Thanks for navigating your way to www.lindaleepeterson.com!
It’s very exciting to launch my first mystery out into the world, and even more exciting to hear from people who read it and have something to say. Early readers helped me ferret out pre-publication “oops.” For example, thank you, Jackie Winspear, for observing that transatlantic phone calls are bargains these days, and thank you, Jonnie Jacobs, for gently pointing out that the police officer leading a homicide investigation is an inspector, not a lieutenant.
So, here are some of the questions my early reader pals asked, just in case you wondered as well:
Q. Why a mystery?
A. I wrote a mystery because I love to read them. Life itself can seem awfully messy — closets that don’t get cleaned out, deer eat plants they’re not supposed to, elections don’t go exactly the way you wished — but in a mystery, everything usually gets sorted out at the end. Mysteries create hardships, and if your characters are interesting people, they become different as a result of engaging with those challenges.
Plus, I grew up reading mysteries. My dad loves mysteries, and got me hooked early on Dashiell Hammett, Eric Ambler, and Raymond Chandler. I discovered the Peter Wimsey mysteries, and spent a lot of time longing to be Harriet Vane. (Alert readers will note that I dealt with some of that longing by setting part of the EDITED TO DEATH backstory at Oxford.)
Q. Why San Francisco?
A. There are plenty of classic mystery towns — Boston, Hong Kong, Los Angeles, but San Francisco is one of the best. Whenever I venture into one of those old Market Street buildings that feature frosted-glass office doors, I still believe I’m going to find one that reads, Spade and Archer, walk across the threshold shake hands with Sam Spade. Plenty of contemporary mysteries are set here as well, because in a ddition to being, as the tourism bureau says, “Everybody’s Favorite City,” it’s one of the most mysterious as well.
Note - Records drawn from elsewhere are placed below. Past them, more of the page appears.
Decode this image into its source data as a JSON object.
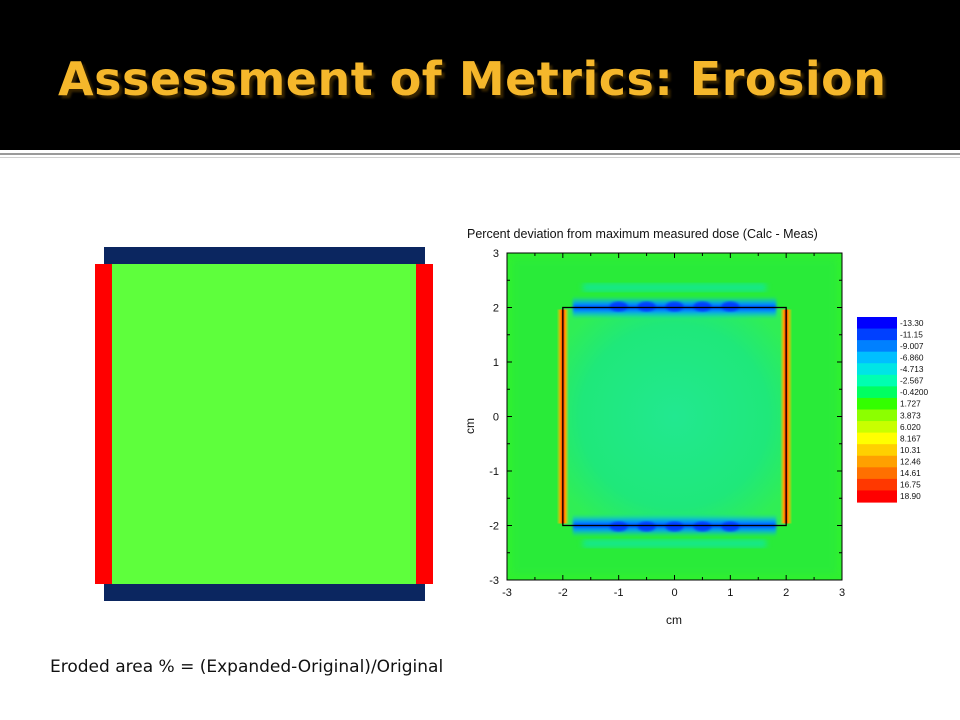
{
  "slide": {
    "title": "Assessment of Metrics: Erosion",
    "footer": "Eroded area % = (Expanded-Original)/Original",
    "title_color": "#F5B72B",
    "title_bg": "#000000"
  },
  "diagram": {
    "colors": {
      "field": "#5EFF3C",
      "side_bars": "#FF0000",
      "top_bottom_bars": "#0B2660"
    }
  },
  "chart_data": {
    "type": "heatmap",
    "title": "Percent deviation from maximum measured dose (Calc - Meas)",
    "xlabel": "cm",
    "ylabel": "cm",
    "xlim": [
      -3,
      3
    ],
    "ylim": [
      -3,
      3
    ],
    "xticks": [
      "-3",
      "-2",
      "-1",
      "0",
      "1",
      "2",
      "3"
    ],
    "yticks": [
      "3",
      "2",
      "1",
      "0",
      "-1",
      "-2",
      "-3"
    ],
    "field_square": {
      "x": [
        -2,
        2
      ],
      "y": [
        -2,
        2
      ]
    },
    "colorbar_labels": [
      "-13.30",
      "-11.15",
      "-9.007",
      "-6.860",
      "-4.713",
      "-2.567",
      "-0.4200",
      "1.727",
      "3.873",
      "6.020",
      "8.167",
      "10.31",
      "12.46",
      "14.61",
      "16.75",
      "18.90"
    ],
    "colorbar_colors": [
      "#0000FF",
      "#0040FF",
      "#0080FF",
      "#00BFFF",
      "#00E5E5",
      "#00FFB0",
      "#00FF60",
      "#33FF00",
      "#8CFF00",
      "#C8FF00",
      "#FFFF00",
      "#FFD000",
      "#FFA000",
      "#FF7000",
      "#FF3800",
      "#FF0000"
    ],
    "features": {
      "background": "#30F030",
      "outside_field": "#28E840",
      "inside_field": "#1FE87A",
      "field_edges_top_bottom": "blue (negative deviation, about -13 to -7 %)",
      "field_edges_left_right": "red (positive deviation, about +13 to +19 %)"
    },
    "grid": false
  }
}
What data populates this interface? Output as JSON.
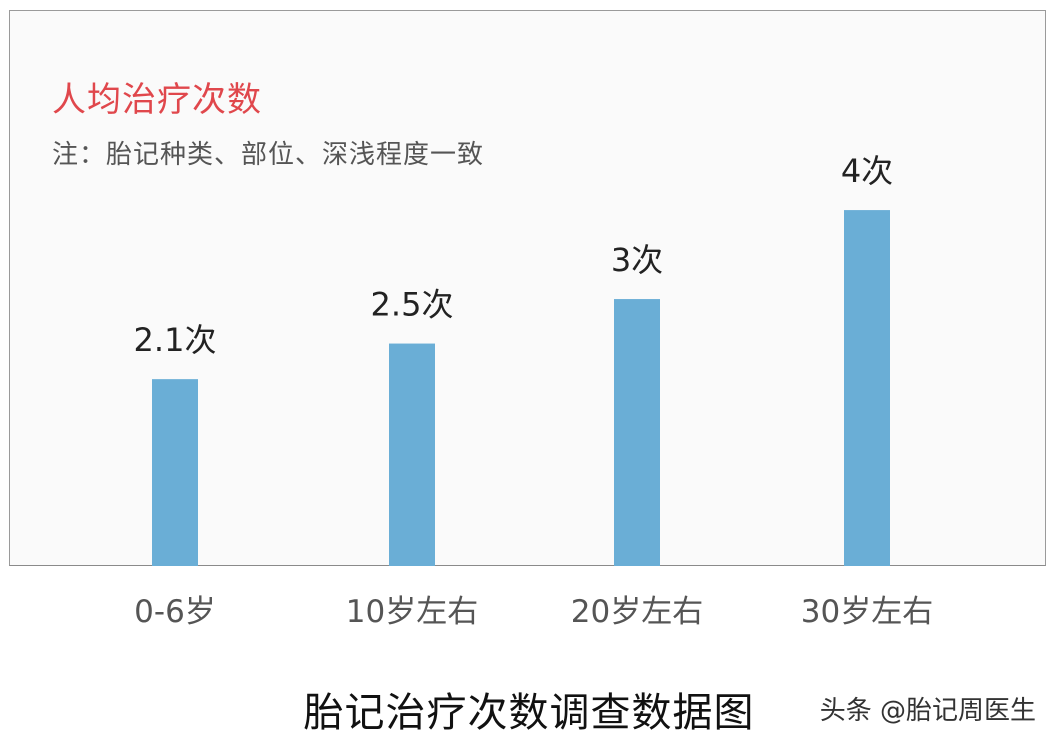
{
  "chart_data": {
    "type": "bar",
    "title": "人均治疗次数",
    "subtitle": "注：胎记种类、部位、深浅程度一致",
    "categories": [
      "0-6岁",
      "10岁左右",
      "20岁左右",
      "30岁左右"
    ],
    "values": [
      2.1,
      2.5,
      3,
      4
    ],
    "data_labels": [
      "2.1次",
      "2.5次",
      "3次",
      "4次"
    ],
    "ylim": [
      0,
      4.9
    ],
    "grid": false,
    "colors": {
      "bar": "#6aaed6",
      "title": "#e0474c"
    }
  },
  "caption": "胎记治疗次数调查数据图",
  "watermark": "头条 @胎记周医生"
}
Q. You’ve encumbered your amateur sleuth with a spouse and children. Doesn’t that slow her down?
A. Sure it does. Just like real life. In fact, married-with-children sleuths are relatively rare. (Though Jon Katz’ Suburban Detective series, Ayelet Waldman’s Mommy-Track Mystery series, and Robert Tannenbaum’s Butch Karp/Marlene Ciampi series are wonderful exceptions). EDITED TO DEATH is a mystery, but it’s also a domestic “dramedy of manners,” about the way in which a violent act — a murder — changes a marriage and a family.
Q. What’s next?
A. Right now, I’m excited to be out talking to people about EDITED TO DEATH. But I’m also at work on the next Maggie Fiori adventure, THE DEVIL'S INTERVAL. Here’s a little preview:
A Death Row con nicknamed the “Limo Lothario” with a gift for jazz piano and an unfortunate taste for married women and fringe sexual pleasures. A mother who will do anything to derail her son’s date with a lethal injection. And the editor of a chic San Francisco magazine who finds herself oddly compelled by the “Lothario’s” plight.
Maggie Fiori, now editor-in-chief of Small Town, San Francisco’s leading city magazine begins by covering the Limo Lothario story and gets in far deeper than she should. Her adventure takes Maggie into the worlds of old money and new, the dark San Francisco private club scene, and forces her to confront all the secrets that fall into the unsettling “flatted fifth” sound of the Devil’s Interval.